Abstract

A combination of simultaneous measurements from high, low and ground altitude instruments has been used to infer the rapid evolution of the coupled nightside magnetosphere‐ionosphere during substorms. Reversals from an eastward zonal convection to westward zonal convection become apparent inside the volume of the substorm bulge a few minutes after the intensification of the westward electrojet. These reversals persist for periods of 10–20 min and appear to have a one‐to‐one correspondence with the occurrence of dipolarizations. The changes in convection are accompanied by changes in precipitation. Flux depletion regions (FDR) are measured by the DMSP satellites inside the surge, near the equatorward portion of the westward electrojet intensification.
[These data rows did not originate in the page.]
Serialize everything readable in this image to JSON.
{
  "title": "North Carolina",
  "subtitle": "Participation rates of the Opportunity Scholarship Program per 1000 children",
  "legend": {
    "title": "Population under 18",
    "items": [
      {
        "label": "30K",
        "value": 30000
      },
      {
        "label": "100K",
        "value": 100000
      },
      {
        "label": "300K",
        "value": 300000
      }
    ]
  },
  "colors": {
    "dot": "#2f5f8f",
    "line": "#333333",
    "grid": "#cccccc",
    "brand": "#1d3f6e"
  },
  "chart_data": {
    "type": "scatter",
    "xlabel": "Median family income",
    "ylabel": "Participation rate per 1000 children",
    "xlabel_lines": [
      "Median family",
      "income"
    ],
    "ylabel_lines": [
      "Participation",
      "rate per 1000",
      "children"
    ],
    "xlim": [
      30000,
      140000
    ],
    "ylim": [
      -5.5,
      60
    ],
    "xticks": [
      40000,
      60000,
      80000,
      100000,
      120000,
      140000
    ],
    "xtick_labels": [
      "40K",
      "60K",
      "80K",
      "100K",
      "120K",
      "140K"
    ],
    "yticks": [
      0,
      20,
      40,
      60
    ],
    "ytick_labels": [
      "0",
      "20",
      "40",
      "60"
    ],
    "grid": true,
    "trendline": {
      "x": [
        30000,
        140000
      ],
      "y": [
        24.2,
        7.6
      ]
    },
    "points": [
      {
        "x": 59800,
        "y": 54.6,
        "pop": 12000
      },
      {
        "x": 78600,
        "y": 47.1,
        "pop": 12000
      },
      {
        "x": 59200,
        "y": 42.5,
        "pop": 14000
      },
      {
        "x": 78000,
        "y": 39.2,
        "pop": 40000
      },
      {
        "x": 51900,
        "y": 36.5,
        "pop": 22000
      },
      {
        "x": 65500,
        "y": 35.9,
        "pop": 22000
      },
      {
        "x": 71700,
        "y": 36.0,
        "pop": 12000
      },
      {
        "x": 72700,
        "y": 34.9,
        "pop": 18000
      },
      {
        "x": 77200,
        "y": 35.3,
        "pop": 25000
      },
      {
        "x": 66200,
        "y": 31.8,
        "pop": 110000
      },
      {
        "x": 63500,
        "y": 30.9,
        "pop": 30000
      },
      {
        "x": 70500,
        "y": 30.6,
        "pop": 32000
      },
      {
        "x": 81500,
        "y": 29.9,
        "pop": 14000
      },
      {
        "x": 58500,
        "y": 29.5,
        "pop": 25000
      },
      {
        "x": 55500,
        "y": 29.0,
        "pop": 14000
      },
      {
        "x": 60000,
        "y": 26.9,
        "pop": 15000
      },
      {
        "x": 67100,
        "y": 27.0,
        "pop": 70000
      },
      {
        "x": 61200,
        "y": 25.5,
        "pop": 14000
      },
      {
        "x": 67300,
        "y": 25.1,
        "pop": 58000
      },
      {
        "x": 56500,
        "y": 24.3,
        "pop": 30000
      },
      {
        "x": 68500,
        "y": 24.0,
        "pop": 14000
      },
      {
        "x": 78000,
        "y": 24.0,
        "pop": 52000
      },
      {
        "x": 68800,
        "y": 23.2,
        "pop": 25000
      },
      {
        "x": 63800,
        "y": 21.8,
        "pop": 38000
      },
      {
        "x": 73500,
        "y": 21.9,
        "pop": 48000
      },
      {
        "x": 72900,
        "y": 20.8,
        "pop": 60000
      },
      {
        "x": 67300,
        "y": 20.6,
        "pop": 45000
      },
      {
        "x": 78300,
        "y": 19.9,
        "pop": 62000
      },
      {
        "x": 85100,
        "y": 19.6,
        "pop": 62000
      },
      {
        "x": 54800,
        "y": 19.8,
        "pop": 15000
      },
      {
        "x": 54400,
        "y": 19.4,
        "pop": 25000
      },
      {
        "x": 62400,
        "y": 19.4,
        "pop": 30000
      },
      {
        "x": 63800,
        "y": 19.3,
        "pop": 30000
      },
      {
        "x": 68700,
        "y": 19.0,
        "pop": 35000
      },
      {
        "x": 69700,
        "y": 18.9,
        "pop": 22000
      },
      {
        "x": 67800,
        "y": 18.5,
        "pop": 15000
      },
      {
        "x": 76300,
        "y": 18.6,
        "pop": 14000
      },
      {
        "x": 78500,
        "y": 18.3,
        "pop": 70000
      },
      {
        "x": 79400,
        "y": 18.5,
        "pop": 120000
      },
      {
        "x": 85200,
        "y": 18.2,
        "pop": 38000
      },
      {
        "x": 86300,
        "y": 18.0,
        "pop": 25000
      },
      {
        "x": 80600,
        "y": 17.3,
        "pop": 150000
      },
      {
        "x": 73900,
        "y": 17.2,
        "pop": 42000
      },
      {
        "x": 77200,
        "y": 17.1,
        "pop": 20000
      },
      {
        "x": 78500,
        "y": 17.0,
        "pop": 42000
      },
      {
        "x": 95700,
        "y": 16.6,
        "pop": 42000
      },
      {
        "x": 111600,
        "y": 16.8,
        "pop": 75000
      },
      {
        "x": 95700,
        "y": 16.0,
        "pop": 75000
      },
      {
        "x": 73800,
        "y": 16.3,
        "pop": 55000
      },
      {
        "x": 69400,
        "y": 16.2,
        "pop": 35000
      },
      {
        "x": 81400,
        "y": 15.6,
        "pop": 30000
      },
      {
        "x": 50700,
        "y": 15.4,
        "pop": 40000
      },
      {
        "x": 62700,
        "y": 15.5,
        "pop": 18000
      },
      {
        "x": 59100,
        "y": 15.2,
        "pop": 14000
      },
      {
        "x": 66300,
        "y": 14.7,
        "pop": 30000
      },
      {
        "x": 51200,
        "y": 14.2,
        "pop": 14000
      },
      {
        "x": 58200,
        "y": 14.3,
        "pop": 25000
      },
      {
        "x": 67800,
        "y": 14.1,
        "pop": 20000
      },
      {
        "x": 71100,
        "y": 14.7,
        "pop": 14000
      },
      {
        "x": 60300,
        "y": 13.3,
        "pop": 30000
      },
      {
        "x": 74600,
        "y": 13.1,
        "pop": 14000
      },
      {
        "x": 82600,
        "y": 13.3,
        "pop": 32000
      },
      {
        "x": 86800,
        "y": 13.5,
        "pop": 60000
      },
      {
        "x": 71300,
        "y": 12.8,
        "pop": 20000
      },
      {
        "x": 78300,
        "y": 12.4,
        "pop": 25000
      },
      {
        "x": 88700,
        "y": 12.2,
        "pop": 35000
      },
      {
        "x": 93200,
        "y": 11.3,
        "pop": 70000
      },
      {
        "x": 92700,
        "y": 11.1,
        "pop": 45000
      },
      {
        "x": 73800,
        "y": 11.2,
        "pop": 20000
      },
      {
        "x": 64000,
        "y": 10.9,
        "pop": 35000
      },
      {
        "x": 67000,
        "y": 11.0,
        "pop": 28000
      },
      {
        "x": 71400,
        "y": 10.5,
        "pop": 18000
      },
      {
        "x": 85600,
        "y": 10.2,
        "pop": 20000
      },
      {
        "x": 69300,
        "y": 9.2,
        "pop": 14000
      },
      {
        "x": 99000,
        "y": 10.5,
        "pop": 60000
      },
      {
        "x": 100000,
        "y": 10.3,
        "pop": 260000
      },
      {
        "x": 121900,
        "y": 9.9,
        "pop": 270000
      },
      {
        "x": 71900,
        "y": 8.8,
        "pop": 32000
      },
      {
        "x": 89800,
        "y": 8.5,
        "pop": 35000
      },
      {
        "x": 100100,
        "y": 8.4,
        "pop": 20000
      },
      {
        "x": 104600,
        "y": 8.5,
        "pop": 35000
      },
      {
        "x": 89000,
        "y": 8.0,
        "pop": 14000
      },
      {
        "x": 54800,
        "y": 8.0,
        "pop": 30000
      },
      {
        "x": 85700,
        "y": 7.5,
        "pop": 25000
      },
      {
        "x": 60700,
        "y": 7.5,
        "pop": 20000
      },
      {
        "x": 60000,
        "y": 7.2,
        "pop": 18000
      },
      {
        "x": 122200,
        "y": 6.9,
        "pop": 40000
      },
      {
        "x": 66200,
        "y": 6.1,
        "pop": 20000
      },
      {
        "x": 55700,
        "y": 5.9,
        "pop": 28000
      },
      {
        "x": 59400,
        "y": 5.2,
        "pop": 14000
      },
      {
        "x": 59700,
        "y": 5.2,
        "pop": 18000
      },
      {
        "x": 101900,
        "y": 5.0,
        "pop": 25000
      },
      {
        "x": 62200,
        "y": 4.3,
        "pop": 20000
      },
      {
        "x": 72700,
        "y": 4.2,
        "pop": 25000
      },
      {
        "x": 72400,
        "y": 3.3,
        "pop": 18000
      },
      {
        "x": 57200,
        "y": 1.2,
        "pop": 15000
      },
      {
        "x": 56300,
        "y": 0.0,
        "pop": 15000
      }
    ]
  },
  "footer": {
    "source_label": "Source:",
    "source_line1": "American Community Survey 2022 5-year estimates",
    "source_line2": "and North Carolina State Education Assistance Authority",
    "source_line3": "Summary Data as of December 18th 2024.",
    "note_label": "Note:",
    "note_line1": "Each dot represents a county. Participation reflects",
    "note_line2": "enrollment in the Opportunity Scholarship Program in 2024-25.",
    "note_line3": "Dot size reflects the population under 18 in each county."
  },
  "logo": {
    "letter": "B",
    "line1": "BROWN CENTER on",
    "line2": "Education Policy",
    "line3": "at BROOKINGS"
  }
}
The poleward boundary of every FDR is collocated with a convection reversal and an arc intensification that marks a poleward transition into a region initially dominated by intense discrete electron precipitation and velocity dispersed ion structures (VDIS). Convection in the FDR constitutes an eastward electrojet channel that may produce a transient recovery signature as observed by ground magnetometers. The observations of FDR's and the fast westward flows that accompany them are consistent with the scenario of a rarefaction and/or a neutral line in the near‐earth tail that produces fast earthward flows after the breakup. The arc intensification at the poleward boundary of the depletion region and the collocated transient convection reversal favor an enhancement of the magnetosphere‐ionosphere coupling and thus the continuation of the substorm expansion in a multiple cell convection system. Arguments are presented to explain how a series of pseudobreakups modify the near Earth magnetic field into an increasingly dipolar geometry until a breakup is possible.